Scott Watermasysk

Still Learning to Code

HTML5 Book Reviews

By chance, I ended up with copies of three HTML5 books. HTML5 was something I had heard quite a bit about, but had not actually dug into very deeply.

I decided to take a little time off from my regular hacking and dig through these books. The following is a quick review of each of each book.

Before we get into these books I wanted to quickly address the whole …it won’t be a final spec blah blah until 2022…. While technically true, if you develop web apps for a living and you do not start to really grok what HTML5 means in the very near future you will be left behind. There are many parts of HTML5 which are highly usable today and this trend will continue at an increasingly fast rate.

The books:

HTML5 and CSS3: Develop with Tomorrow’s Standards Today

While not completely finished, this book was my favorite. Brian P. Hogan did an excellent job of explain what is new with HTML5, why it matters, and more importantly, how you can leverage it in older browsers as well.

I also liked that this book was a bit more of a developers perspective than the other two.

HTML5 Up and Running

In a nutshell, this is very through book. Mark Pilgrim goes through each and every piece with great detail and precision.

My favorite part of this book was the introduction and description of how we got to where we are today in regards to HTML and HTML5. To really understand HTML5 I think it is very important to know how we got here and where things are trying to go.

What is also interesting about this book is that it is also freely available to read online. I still cannot read something of this length in a browser, so I was really thankful that I an ePub1 version to read on my iPad.

After reading this book, you will clearly walk away with a very clear understanding of what HTML5 brings to the table, why it is important, and how you can use it. In addition, because it lives on the web, it should make an excellent reference for many years to come.

HTML5 for Web Designers

I am mixed on this one. On one hand it does everything it is supposed to do. It introduces HTML5 from a high level with a focus on web designers (in an absolutely beautiful format).

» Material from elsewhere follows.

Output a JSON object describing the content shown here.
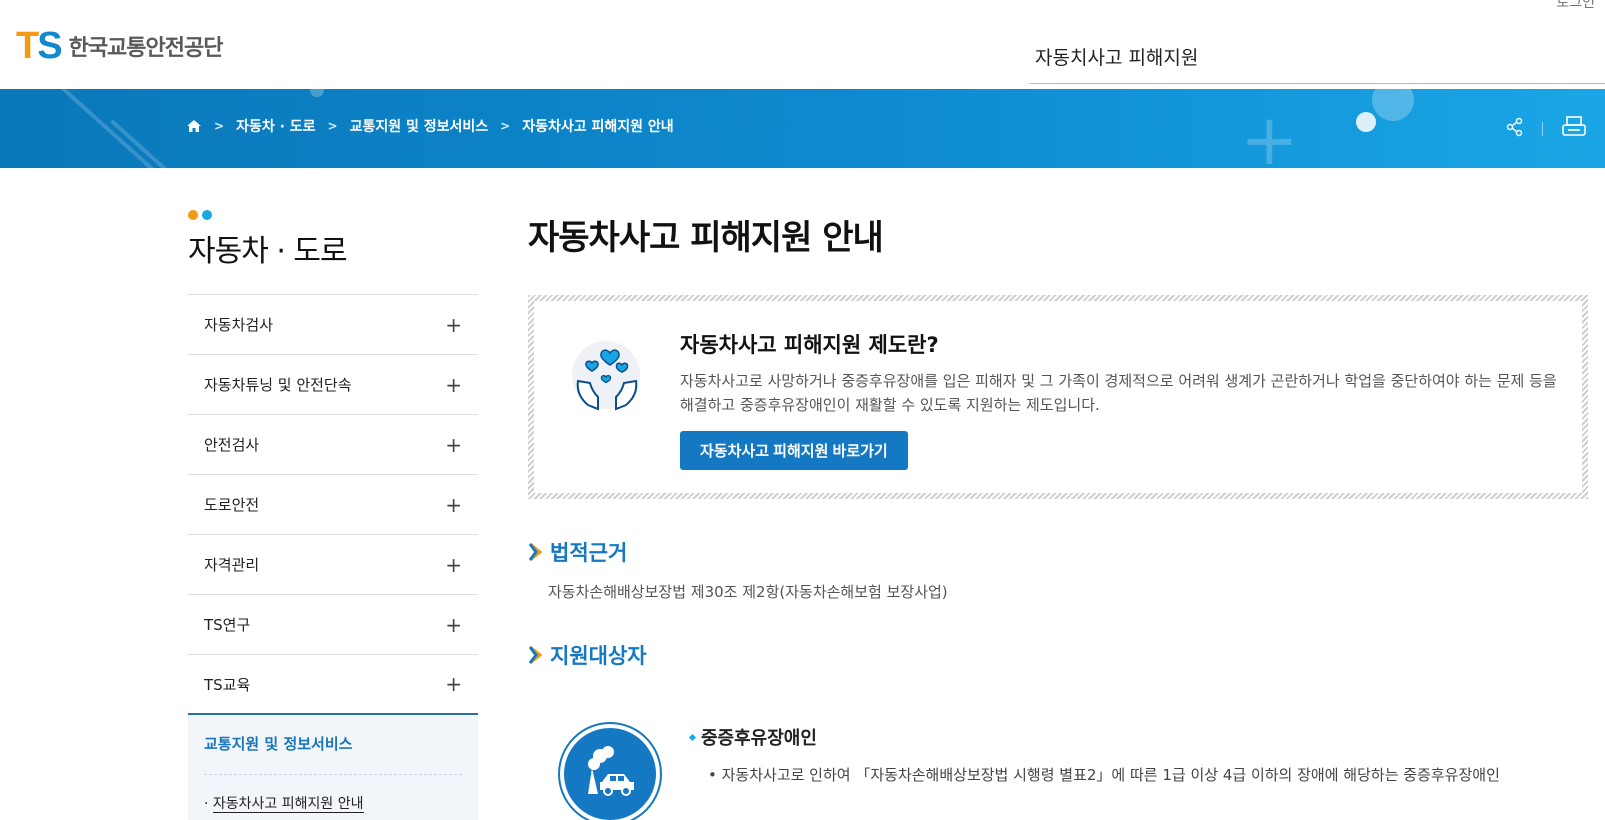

However, there is so much more to HTML5 than just the markup. I really feel that folks who read this book will not get the full picture on what is falls under the HTML5 umbrella.

If you want to get a sense of what is going on in HTML5 in a single flight, this is the book for you. If you want to dig a little deeper (especially on the JavaScript side of things) I would recommend you check out one of the other two books mention above.

1 O’reilly provided me a copy of the ePub book for free. So please keep that in mind when you read the reviews.